Judith Collins and her gang squeezed into the broom closet to play the blame game. Photo / Andrew Warner
OPINION
MONDAY
The train was late and didn't get into Wellington until after dark. No one was at the station when the Collins Gang hobbled on to the platform. Their clothes smelled of gunsmoke and blood. Many were on crutches and Big Bad Gerry had an arrow lodged in hisblack hat.
"Let's ride into town," she said. "Freshen up a little. Get some sleep. Tomorrow's a new day."
But there weren't any horses.
"Ain't my fault," grumbled Whitey. She had lost her sight in a hunting accident in Ponsonby a week earlier and led her gang into town on foot. Many of them were blind, too. It was going to be a long night.
TUESDAY
Nobody heard the Collins Gang walk into the saloon. There was a party going on. A fiddler played hoe-down music, a man danced naked, a woman fought a bear, and there were a lot of doors opening and closing in the upstairs bedrooms.

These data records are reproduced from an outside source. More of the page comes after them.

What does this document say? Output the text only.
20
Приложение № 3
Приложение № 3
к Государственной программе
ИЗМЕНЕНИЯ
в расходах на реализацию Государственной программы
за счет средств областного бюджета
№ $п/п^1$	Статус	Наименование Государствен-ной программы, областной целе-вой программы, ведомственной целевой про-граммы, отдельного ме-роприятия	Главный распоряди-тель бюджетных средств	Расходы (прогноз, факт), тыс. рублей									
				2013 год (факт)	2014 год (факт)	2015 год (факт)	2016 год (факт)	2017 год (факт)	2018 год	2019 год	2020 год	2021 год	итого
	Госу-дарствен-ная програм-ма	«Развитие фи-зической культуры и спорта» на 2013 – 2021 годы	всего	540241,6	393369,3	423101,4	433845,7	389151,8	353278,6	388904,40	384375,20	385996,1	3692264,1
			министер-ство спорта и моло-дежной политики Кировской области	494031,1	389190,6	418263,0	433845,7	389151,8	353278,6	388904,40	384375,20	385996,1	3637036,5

Whitey Collins had to shout to make herself heard. "We need rooms," she said to the barkeep, "and whiskey."
"Only room I got is the broom closet."
"We'll take it."
The barkeep poured out shots for the gang. They hunched over the bar and stared into their glasses. Big Bad Gerry turned around and looked with mean, bitter eyes at the wild celebrations of the Ardern Gang, the Shaw Gang and the Seymour Gang.
"Seymour, put some clothes on," he tried to shout, but it came out as a faint wheeze. He touched the arrow in his hat. It had gone straight through his head.
WEDNESDAY
"We're here to play the blame game," said Whitey, as they squeezed into the broom closet, "and the first thing y'all should know is that it ain't my fault."
Nobody spoke.
"Muller," she said, and pointed at a man with a thousand-yard stare. "It's his fault." Then she pointed at Bridges. "His fault." Then at Lee. "Her fault." She went around the closet. "His fault…Her fault…His fault," until she had pointed at everyone.
"Well," she said, "that was a fun game!"
Nobody laughed.
THURSDAY
Whitey sent a note to Seymour that she wanted to see him to discuss his junior role in their alliance and he sent a note back that he was a bit busy at the moment, but if she wanted to book an appointment then he might be able to see her sometime after Christmas.
FRIDAY
Talofa Wong Tung put Whitey on a stagecoach back to their ranch. She immediately went upstairs to the attic and collapsed in tears in front of her porcelain dolly, Miss Judith.
She stroked its hair and crooned, "Hush, li'l child. Don't you cry none. It's gonna be all right. It's all gonna be all right. Everybody loves you. Everybody! Ya hear?"
The doll looked at her with its big blue eyes.
A cold wind blew off the prairie. Vultures flapped in the lower branches of the trees.